Tedavi tipik olarak normal böbrek anatomisine sahip hastalardan farklı olmamakla birlikte, böbrek taşları farklı bir yaklaşımı gerektirebilir. Böbrek taşları için olası bir tedavi olan ekstrakorporeal şok dalgası litotripsi, anormal anatomi nedeniyle at nalı böbrekli hastalarda daha az etkili olabilir ve enerjinin taşlara lokalizasyonunda zorluklara neden olabilir. Ayrıca bu renal füzyonda sıklıkla meydana gelebilen böbrek obstrüksiyonu nedeniyle ortaya çıkan taş parçalarının temizlenmesi de bozulabilir. Bu nedenle, şok dalgası litotripsi ile herhangi bir tedaviden önce, başarılı tedaviyi önemli ölçüde bozduğu için bir UPJ obstrüksiyonu öncelikle ekarte edilmelidir. 1.5cmden küçük taşlar için, üreteroskopi ve şok dalgası litotripsi ilk olarak kullanılabilir. 1.5cmden büyük taşlar için veya önceki tedavi başarısız olduğunda, taşlar bunun yerine perkütan nefrolitotomi olarak bilinen minimal invaziv bir prosedürle çıkarılabilir.

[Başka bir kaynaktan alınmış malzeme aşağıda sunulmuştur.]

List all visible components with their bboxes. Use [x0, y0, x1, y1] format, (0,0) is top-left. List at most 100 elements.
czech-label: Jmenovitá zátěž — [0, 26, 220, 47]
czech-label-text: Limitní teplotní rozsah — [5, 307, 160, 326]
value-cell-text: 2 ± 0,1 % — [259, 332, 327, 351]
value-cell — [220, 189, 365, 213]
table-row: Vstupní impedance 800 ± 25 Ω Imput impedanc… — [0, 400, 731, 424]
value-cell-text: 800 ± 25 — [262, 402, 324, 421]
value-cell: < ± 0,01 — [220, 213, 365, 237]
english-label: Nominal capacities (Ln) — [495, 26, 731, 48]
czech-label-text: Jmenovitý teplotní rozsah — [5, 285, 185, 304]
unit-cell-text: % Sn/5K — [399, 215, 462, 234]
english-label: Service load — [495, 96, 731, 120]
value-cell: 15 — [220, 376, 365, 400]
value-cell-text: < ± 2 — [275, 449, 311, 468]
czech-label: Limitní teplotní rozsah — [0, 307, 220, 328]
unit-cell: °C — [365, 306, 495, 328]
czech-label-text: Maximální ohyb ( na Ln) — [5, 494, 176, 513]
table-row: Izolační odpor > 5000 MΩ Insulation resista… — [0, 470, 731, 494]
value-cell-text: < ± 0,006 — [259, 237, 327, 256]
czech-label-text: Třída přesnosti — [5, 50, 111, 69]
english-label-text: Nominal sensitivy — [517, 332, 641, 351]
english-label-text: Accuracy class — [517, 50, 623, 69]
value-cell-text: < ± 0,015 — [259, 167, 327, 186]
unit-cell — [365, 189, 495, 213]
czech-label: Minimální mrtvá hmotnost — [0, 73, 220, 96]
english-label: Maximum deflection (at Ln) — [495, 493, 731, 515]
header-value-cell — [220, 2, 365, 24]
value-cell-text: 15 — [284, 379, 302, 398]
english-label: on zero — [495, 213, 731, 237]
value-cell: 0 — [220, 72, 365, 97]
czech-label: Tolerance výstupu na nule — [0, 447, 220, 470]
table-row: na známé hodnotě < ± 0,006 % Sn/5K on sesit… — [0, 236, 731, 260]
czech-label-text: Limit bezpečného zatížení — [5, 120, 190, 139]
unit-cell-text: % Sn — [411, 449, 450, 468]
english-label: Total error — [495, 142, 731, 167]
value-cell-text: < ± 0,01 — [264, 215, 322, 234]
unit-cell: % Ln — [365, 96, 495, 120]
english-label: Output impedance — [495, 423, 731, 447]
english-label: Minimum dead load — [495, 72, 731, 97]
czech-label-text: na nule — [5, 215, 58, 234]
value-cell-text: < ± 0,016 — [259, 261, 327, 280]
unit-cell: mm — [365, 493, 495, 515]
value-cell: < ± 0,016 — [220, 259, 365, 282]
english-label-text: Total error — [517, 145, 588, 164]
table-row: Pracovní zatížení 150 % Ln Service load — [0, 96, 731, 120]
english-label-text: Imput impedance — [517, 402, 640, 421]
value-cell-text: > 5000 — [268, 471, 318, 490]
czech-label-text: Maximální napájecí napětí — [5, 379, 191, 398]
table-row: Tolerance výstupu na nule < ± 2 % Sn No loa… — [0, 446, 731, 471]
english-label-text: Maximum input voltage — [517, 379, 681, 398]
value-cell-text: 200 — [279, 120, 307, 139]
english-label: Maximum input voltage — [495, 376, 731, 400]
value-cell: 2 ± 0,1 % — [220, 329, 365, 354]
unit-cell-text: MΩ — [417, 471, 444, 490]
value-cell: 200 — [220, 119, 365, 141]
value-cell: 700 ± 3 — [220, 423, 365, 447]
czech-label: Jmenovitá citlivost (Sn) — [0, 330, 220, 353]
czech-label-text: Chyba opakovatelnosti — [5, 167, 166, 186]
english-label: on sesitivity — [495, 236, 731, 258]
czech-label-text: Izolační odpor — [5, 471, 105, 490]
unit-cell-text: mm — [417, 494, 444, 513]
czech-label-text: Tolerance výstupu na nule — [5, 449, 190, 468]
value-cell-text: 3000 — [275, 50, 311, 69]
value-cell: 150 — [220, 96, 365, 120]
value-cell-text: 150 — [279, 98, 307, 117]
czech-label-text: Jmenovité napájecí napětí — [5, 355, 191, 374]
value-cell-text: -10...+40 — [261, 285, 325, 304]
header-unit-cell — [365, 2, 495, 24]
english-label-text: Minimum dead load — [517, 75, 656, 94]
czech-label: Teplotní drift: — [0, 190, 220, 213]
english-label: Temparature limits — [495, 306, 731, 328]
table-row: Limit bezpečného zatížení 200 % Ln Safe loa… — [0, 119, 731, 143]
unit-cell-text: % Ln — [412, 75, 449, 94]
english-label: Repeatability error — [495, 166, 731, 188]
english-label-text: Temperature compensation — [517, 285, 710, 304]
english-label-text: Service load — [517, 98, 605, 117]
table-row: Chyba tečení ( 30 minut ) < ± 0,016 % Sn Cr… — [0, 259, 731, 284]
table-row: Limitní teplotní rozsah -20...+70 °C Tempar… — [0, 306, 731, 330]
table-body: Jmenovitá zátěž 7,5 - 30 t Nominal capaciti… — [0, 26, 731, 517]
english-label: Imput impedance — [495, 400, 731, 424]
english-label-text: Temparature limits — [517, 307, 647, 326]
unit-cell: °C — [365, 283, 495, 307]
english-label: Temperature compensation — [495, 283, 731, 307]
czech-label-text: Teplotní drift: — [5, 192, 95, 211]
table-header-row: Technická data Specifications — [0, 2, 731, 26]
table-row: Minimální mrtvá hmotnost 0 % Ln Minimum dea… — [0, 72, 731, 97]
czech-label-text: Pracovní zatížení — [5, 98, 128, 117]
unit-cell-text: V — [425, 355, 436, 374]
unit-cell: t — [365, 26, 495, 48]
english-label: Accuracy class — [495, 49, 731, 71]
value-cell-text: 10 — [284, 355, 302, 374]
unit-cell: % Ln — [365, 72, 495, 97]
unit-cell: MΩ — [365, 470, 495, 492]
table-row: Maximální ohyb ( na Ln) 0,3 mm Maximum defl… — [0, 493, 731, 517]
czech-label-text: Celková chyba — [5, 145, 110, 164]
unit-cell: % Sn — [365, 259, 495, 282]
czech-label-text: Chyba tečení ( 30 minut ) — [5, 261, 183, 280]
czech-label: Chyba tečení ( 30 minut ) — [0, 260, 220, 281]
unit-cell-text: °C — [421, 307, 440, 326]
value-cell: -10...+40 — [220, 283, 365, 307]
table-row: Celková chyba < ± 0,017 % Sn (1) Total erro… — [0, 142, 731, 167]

Normal böbrekli hastalarla karşılaştırıldığında, perkütan nefrolitotomi ile tedavi gören at nalı böbrekli hastalarda komplikasyon veya taş temizleme açısından fark görülmez.

Anormal böbreğe vasküler beslenme hastalar arasında oldukça değişken olabileceğinden, hastalar ayrıca herhangi bir abdominal cerrahiden önce tipik olarak görüntüleme gerektirecektir. Ek olarak, at nalı böbrekler, bağırsak yaralanması riskini artırabilen kolon ile yakın bir ilişkiye sahip olabilir.

Epidemiyoloji

Normal bir popülasyonda her 500 bireyde 1 görülme sıklığı vardır.

Erkeklerin 2:1'lik bir baskınlıkla at nalı böbrek geliştirmesi daha olasıdır.

Bazı genetik hastalıklar, hastaları at nalı böbrek geliştirmeye yatkın hale getirebilir:

  • Edwards Sendromu: %67
  • Turner Sendromu: %14-20
  • Down Sendromu: <%

Önemli vakalar

  • Mel Gibson bu hastalıktan muzdariptir.
  • Amerikalı bir komedyen olan Sam Kinison'da da bu durum vardı.
  • Anglikan din adamlarının bir üyesi olan Robert Rowan, durumdan etkilenmişti.